O comunicado dá prioridade máxima e urgência à adesão de todos os países do G20 e de outros Estados à iniciativada Aliança Global contra a Fome e a Pobreza.
– São 733 milhões de pessoas que vão dormir toda noite sem ter o que comer. O mundo gastou no último ano US$ 2,4 trilhões em armamento e não gastou quase nada para dar comida para as pessoas – disse Lula, ao receber o comunicado, reforçando o alinhamento às sugestões do documento.
O texto do comunicado defende a soberania alimentar a partir da produção de alimentos saudáveis, o trabalho decente para superar pobreza e desigualdade, o combate a mudanças climáticas e uma transição energética justa, justiça fiscal – com a proposta de taxar progressivamente os super ricos -, combate à desinformação promovida pela extrema-direita e a reforma das instituições internacionais, como um novo modelo para o Conselho de Segurança da ONU, para que as mesmas reflitam a realidade geopolítica contemporânea.

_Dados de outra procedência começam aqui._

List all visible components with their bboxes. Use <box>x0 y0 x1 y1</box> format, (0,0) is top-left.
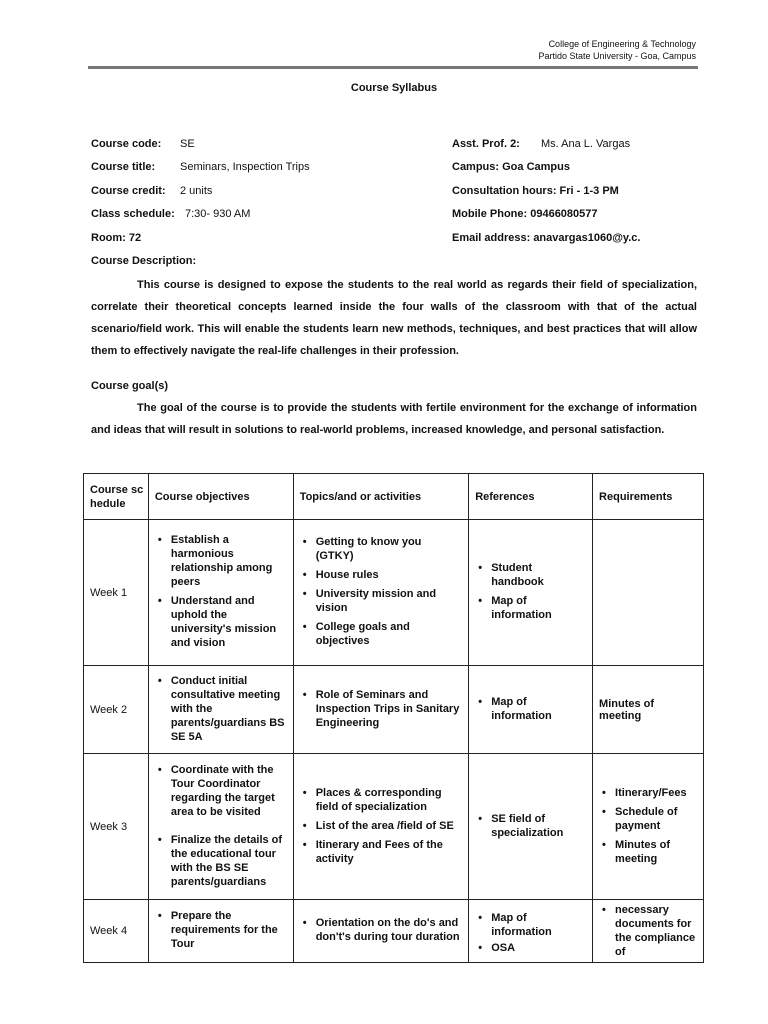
requirements-cell <box>593 754 704 900</box>
table-row <box>84 520 704 666</box>
requirements-cell: Minutes of meeting <box>593 666 704 754</box>
header-requirements: Requirements <box>593 474 704 520</box>
week-cell: Week 1 <box>84 520 149 666</box>
table-row <box>84 754 704 900</box>
requirements-cell <box>593 520 704 666</box>
header-university: Partido State University - Goa, Campus <box>538 51 696 61</box>
mobile-phone: Mobile Phone: 09466080577 <box>452 208 598 220</box>
campus: Campus: Goa Campus <box>452 161 570 173</box>
list-item: • Minutes of meeting <box>615 838 697 866</box>
objectives-cell <box>148 754 293 900</box>
asst-prof: Asst. Prof. 2: Ms. Ana L. Vargas <box>452 138 631 150</box>
topics-cell <box>293 666 469 754</box>
list-item: • Finalize the details of the educational tour with the BS SE parents/guardians <box>171 833 287 889</box>
topics-cell <box>293 900 469 963</box>
list-item: • Understand and uphold the university's mission and vision <box>171 594 287 650</box>
list-item: • Role of Seminars and Inspection Trips in Sanitary Engineering <box>316 688 463 730</box>
references-cell <box>469 754 593 900</box>
objectives-cell <box>148 900 293 963</box>
email-address: Email address: anavargas1060@y.c. <box>452 232 641 244</box>
list-item: • List of the area /field of SE <box>316 819 463 833</box>
header-references: References <box>469 474 593 520</box>
list-item: • Prepare the requirements for the Tour <box>171 909 287 951</box>
references-cell <box>469 900 593 963</box>
document-header <box>538 38 696 62</box>
room: Room: 72 <box>91 232 142 244</box>
topics-cell <box>293 520 469 666</box>
table-row <box>84 900 704 963</box>
list-item: • Orientation on the do's and don't's during tour duration <box>316 916 463 944</box>
list-item: • University mission and vision <box>316 587 463 615</box>
list-item: • necessary documents for the compliance of <box>615 903 697 959</box>
consultation-hours: Consultation hours: Fri - 1-3 PM <box>452 185 619 197</box>
list-item: • Student handbook <box>491 561 586 589</box>
goal-heading: Course goal(s) <box>91 380 169 392</box>
table-row <box>84 666 704 754</box>
header-college: College of Engineering & Technology <box>548 39 696 49</box>
list-item: • OSA <box>491 941 586 955</box>
list-item: • College goals and objectives <box>316 620 463 648</box>
list-item: • Map of information <box>491 911 586 939</box>
references-cell <box>469 520 593 666</box>
course-title: Course title: Seminars, Inspection Trips <box>91 161 310 173</box>
description-heading: Course Description: <box>91 255 197 267</box>
list-item: • Getting to know you (GTKY) <box>316 535 463 563</box>
objectives-cell <box>148 520 293 666</box>
list-item: • Establish a harmonious relationship among peers <box>171 533 287 589</box>
goal-text: The goal of the course is to provide the students with fertile environment for the exchange of information and ideas that will result in solutions to real-world problems, increased knowledge, and personal satisfaction. <box>91 402 697 436</box>
list-item: • Itinerary and Fees of the activity <box>316 838 463 866</box>
list-item: • Coordinate with the Tour Coordinator regarding the target area to be visited <box>171 763 287 819</box>
header-course-objectives: Course objectives <box>148 474 293 520</box>
list-item: • Map of information <box>491 695 586 723</box>
objectives-cell <box>148 666 293 754</box>
page-title: Course Syllabus <box>350 82 438 94</box>
list-item: • Map of information <box>491 594 586 622</box>
references-cell <box>469 666 593 754</box>
header-topics: Topics/and or activities <box>293 474 469 520</box>
list-item: • Schedule of payment <box>615 805 697 833</box>
table-header-row <box>84 474 704 520</box>
header-rule <box>88 66 698 69</box>
class-schedule: Class schedule: 7:30- 930 AM <box>91 208 251 220</box>
week-cell: Week 3 <box>84 754 149 900</box>
schedule-table <box>83 473 704 963</box>
course-code: Course code: SE <box>91 138 195 150</box>
requirements-cell <box>593 900 704 963</box>
list-item: • Itinerary/Fees <box>615 786 697 800</box>
description-text: This course is designed to expose the students to the real world as regards their field of specialization, correlate their theoretical concepts learned inside the four walls of the classroom with that of the actual scenario/field work. This will enable the students learn new methods, techniques, and best practices that will allow them to effectively navigate the real-life challenges in their profession. <box>91 279 697 357</box>
list-item: • House rules <box>316 568 463 582</box>
week-cell: Week 4 <box>84 900 149 963</box>
list-item: • Places & corresponding field of specialization <box>316 786 463 814</box>
week-cell: Week 2 <box>84 666 149 754</box>
list-item: • Conduct initial consultative meeting with the parents/guardians BS SE 5A <box>171 674 287 744</box>
header-course-schedule: Course schedule <box>84 474 149 520</box>
course-credit: Course credit: 2 units <box>91 185 213 197</box>
topics-cell <box>293 754 469 900</box>
list-item: • SE field of specialization <box>491 812 586 840</box>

O comunicado foi escrito por milhares de mãos, como resultado de centenas de encontros, de mesas temáticas e de diálogos promovidos por todo o Brasil ao longo do ano de 2024. Com centenas de debates, o Rio de Janeiro se tornou o centro do mundo, recebendo 47 mil pessoas criativas, potentes, proativas e interessadas em propor e em conhecer mais sobre ideias diversas por um mundo mais justo e igualitário. Pessoas também interessadas em fazer negócios e no espírito turístico e festivo do Rio de Janeiro.
– É uma alegria muito grande estar no Rio de Janeiro, eu acho que eu ainda não absorvi. Eu estou no centro do Rio de Janeiro vivendo essa experiência – disse Ulenice Casado, paraibana de Picuí, situada a 228 km da capital João Pessoa. Ulenice é pedagoga, nutricionista e viaja o país expondo produtos da sua terra.

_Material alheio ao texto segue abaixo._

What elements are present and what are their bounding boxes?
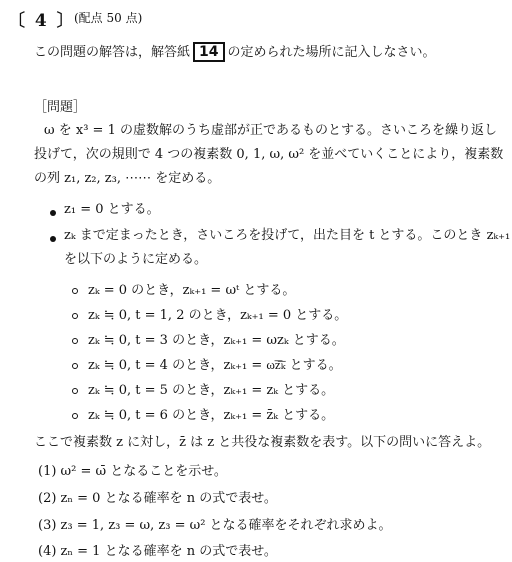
rule-circle — [72, 388, 78, 394]
intro-line-3: の列 z₁, z₂, z₃, ⋯⋯ を定める。 — [34, 171, 221, 186]
question-4: (4) zₙ = 1 となる確率を n の式で表せ。 — [38, 544, 277, 559]
instruction-line — [34, 42, 436, 62]
bullet-2-line-1: zₖ まで定まったとき，さいころを投げて，出た目を t とする。このとき zₖ₊₁ — [64, 228, 511, 243]
answer-sheet-box: 14 — [193, 42, 224, 62]
rule-circle — [72, 413, 78, 419]
points-label: (配点 50 点) — [74, 11, 143, 25]
instruction-suffix: の定められた場所に記入しなさい。 — [227, 45, 436, 60]
rule-circle — [72, 338, 78, 344]
bullet-2-line-2: を以下のように定める。 — [64, 252, 208, 267]
bullet-dot — [50, 210, 56, 216]
question-2: (2) zₙ = 0 となる確率を n の式で表せ。 — [38, 491, 277, 506]
rule-1: zₖ = 0 のとき，zₖ₊₁ = ωᵗ とする。 — [88, 283, 296, 298]
problem-number: 〔 4 〕 — [8, 11, 76, 31]
rule-2: zₖ ≒ 0, t = 1, 2 のとき，zₖ₊₁ = 0 とする。 — [88, 308, 348, 323]
rule-5: zₖ ≒ 0, t = 5 のとき，zₖ₊₁ = zₖ とする。 — [88, 383, 335, 398]
conjugate-note: ここで複素数 z に対し，z̄ は z と共役な複素数を表す。以下の問いに答えよ。 — [34, 435, 491, 450]
instruction-prefix: この問題の解答は，解答紙 — [34, 45, 191, 60]
problem-heading: ［問題］ — [34, 100, 87, 115]
intro-line-1: ω を x³ = 1 の虚数解のうち虚部が正であるものとする。さいころを繰り返し — [44, 123, 497, 138]
question-1: (1) ω² = ω̄ となることを示せ。 — [38, 464, 227, 479]
rule-circle — [72, 313, 78, 319]
question-3: (3) z₃ = 1, z₃ = ω, z₃ = ω² となる確率をそれぞれ求めよ。 — [38, 518, 392, 533]
rule-3: zₖ ≒ 0, t = 3 のとき，zₖ₊₁ = ωzₖ とする。 — [88, 333, 345, 348]
rule-circle — [72, 363, 78, 369]
rule-4: zₖ ≒ 0, t = 4 のとき，zₖ₊₁ = ω͞z͞ₖ とする。 — [88, 358, 342, 373]
bullet-1-text: z₁ = 0 とする。 — [64, 202, 160, 217]
intro-line-2: 投げて，次の規則で 4 つの複素数 0, 1, ω, ω² を並べていくことにより，複素数 — [34, 147, 504, 162]
rule-circle — [72, 288, 78, 294]
bullet-dot — [50, 236, 56, 242]
rule-6: zₖ ≒ 0, t = 6 のとき，zₖ₊₁ = z̄ₖ とする。 — [88, 408, 335, 423]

– Eu fico muito alegre mesmo, transbordando, além de conhecer uma cidade dessas, que é maravilhosa, eu vim para as pessoas também conhecerem meus produtos: diretamente do Jalapão para o Rio – diz Patrícia Maria Rodrigues, do Quilombo Barra do Aroeira.
– Entre as mulheres, o extrativismo do Brasil inteiro está aqui, as mulheres do artesanato. A melhor coisa do Brasil está no G20 e nessa avenida maravilhosa.
Ao longo do Boulevard Olímpico, foram organizadas feiras, com 180 barracas no total, em três caminhos temáticos: o da Sustentabilidade, o do Combate à fome e o da Cultura dos Povos. A Praça Mauá foi outro palco do G20 Social, onde aconteceu a Aliança Global Festival Contra a Fome e a Pobreza, três dias de show de artistas brasileiros. O festival, organizado pelo governo federal com ajuda da primeira-dama, Janja. a principal divulgadora do evento, foi inspirado em festivais internacionais como o “Live Aid” (1985) e o “Free Nelson Mandela Concert” (1988). (Movida pela empolgação de um discurso improvisado, Janja atacou o bilionário Elon Musk, o que virou polêmica nas redes sociais).
– Esses encontros assim só acontecem nesta cidade, que é a mais incrível de todas – disse o prefeito Eduardo Paes antes do início do evento – A Aliança Global contra a Fome e a Pobreza é uma celebração e é um grito de alerta, para chamar atenção para as vozes das pessoas que não recebem a devida atenção.
Alguns temas novos preponderaram em todos os debates: economia do cuidado, lacuna de confiança, racismo ambiental, transição energética justa, conversão de renda, justiça fiscal. Além, claro, de debater problemas já bem conhecidos, como precarização do trabalho, desigualdade social e de gênero, diversidade e inclusão, fome.
Múltiplas vozes, milhares de debates e encontros. A pedra fundamental foi lançada, problemas mapeados e soluções propostas: o G20 Social já é uma realidade.